Dans une étude publiée récemment, CBRE affirme que 60 nouveaux projets de conversion commerce/industrie ont a minima été planifiés depuis 2017, alors qu’ils ne sont que 94 à avoir été réalisés ou être en cours de réalisation sur la décennie écoulée. Les projets lancés ou achevés depuis 2017 se sont traduits par la transformation de quelque 1,3 million de m² de magasins en 1,4 million de m² d’espace industriel, dédié pour l’essentiel au e-commerce. Prudence toutefois : ce chiffre reste relativement modeste au regard des presque 1,4 milliard de m² d’espace industriel que comptent les Etats-Unis.
« On ne peut pas dire que [ces conversions] pèsent déjà dans la balance, mais c’est une tendance qui n’est pas près de disparaître et un phénomène qui va se confirmer dans les années à venir », estime Matthew Walaszek.
Ohi, start-up spécialiste du stockage, s’en réjouit d’avance. L’entreprise gère des micro-entrepôts (ou propose des logiciels opérationnels qui leur sont destinés) dédiés au traitement des commandes en ligne. La surface de ses sites, répartis dans 80 villes des Etats-Unis, oscille entre quelques centaines et quelques milliers de mètres carrés.
Ohi possède par exemple d’anciens bureaux à New York, sur la 38e Rue, dans le Garment District de Manhattan. Un emplacement peu commun, car les centres de traitement sont généralement d’immenses entrepôts de banlieue. Les clients d’Ohi sont aussi bien des marques connues que des sociétés confidentielles qui font de la vente directe et ciblent une clientèle citadine plus aisée. Ces start-up utilisent les locaux d’Ohi pour stocker leur marchandise à proximité de leurs clients potentiels, car cela leur permet de livrer le jour de la commande, explique Ben Jones, fondateur et directeur général d’Ohi.
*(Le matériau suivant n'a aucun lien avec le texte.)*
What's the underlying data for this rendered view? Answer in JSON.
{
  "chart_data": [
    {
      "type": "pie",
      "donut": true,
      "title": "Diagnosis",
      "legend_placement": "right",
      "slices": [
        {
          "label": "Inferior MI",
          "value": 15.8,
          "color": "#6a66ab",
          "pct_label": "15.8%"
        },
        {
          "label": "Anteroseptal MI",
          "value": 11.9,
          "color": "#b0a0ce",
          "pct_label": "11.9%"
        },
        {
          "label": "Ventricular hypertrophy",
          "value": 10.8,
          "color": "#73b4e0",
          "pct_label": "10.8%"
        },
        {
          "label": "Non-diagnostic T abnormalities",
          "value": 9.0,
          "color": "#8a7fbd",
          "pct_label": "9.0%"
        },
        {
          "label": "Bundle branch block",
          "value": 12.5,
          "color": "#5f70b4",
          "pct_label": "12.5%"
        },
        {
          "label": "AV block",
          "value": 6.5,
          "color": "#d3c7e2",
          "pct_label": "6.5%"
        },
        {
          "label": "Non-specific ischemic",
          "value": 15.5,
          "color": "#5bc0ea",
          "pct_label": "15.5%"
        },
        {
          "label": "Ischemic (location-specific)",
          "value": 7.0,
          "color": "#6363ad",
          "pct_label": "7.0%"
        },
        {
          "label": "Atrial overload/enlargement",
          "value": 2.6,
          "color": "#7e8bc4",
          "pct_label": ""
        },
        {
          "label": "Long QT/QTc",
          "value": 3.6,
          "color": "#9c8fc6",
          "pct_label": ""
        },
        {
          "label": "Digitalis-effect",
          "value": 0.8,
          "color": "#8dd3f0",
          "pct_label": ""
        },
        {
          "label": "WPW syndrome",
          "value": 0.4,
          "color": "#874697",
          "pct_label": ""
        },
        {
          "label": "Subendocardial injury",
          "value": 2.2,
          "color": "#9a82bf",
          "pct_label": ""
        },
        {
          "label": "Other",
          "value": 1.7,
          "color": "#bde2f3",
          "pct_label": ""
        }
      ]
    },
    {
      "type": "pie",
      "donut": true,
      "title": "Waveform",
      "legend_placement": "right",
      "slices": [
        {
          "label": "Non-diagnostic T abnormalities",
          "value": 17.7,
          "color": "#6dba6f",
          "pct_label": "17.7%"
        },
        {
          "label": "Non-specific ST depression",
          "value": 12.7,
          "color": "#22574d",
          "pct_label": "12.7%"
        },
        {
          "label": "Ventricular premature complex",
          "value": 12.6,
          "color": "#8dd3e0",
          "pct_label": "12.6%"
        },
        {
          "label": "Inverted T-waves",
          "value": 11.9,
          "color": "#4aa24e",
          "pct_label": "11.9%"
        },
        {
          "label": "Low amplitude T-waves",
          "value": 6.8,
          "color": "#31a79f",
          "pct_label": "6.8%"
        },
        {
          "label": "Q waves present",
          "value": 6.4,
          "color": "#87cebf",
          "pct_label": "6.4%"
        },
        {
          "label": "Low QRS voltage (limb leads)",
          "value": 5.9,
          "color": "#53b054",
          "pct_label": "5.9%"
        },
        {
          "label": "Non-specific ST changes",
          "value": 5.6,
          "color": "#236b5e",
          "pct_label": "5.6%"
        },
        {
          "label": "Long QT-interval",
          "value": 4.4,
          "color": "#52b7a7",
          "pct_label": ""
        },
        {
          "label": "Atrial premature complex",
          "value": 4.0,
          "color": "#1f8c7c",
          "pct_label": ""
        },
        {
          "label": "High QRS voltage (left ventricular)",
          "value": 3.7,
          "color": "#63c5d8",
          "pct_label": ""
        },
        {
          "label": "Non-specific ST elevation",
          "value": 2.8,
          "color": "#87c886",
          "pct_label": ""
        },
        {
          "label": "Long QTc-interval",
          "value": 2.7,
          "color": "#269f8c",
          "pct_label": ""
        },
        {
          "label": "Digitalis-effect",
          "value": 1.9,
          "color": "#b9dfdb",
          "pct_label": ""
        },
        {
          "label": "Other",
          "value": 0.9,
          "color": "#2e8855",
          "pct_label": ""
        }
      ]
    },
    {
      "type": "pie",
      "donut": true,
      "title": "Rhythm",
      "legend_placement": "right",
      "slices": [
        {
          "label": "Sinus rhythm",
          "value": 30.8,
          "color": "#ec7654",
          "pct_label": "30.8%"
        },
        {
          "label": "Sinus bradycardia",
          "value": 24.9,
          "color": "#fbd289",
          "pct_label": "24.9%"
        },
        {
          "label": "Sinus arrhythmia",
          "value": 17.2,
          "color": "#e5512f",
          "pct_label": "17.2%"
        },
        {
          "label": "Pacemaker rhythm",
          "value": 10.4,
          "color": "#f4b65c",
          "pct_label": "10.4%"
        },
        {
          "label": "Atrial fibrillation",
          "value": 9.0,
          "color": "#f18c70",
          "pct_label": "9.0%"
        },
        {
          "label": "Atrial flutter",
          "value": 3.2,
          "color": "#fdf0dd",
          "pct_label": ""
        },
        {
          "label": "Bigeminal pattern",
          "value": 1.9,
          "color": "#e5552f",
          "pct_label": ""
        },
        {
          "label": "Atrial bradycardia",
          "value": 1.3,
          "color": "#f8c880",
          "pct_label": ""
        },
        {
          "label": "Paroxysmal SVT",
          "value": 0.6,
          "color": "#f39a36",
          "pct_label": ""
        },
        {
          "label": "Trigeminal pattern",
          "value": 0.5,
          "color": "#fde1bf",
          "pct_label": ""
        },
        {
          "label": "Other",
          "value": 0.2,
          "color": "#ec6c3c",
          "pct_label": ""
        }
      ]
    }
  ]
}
Olipop en fait partie. L’entreprise commercialise des « boissons pétillantes prébiotiques » qu’elle présente comme une alternative saine aux sodas.
« On peut expédier dans tout le pays depuis le Montana, mais on dépend du bon vouloir de FedEx ou d’UPS », relate Steven Vigilante, directeur du marketing et de la croissance d’Olipop. En expédiant les commandes des clients new-yorkais depuis le centre Ohi de Manhattan, les frais de livraison ont été divisés par deux et les délais sont passés d’une à deux semaines à deux petites heures, poursuit-il.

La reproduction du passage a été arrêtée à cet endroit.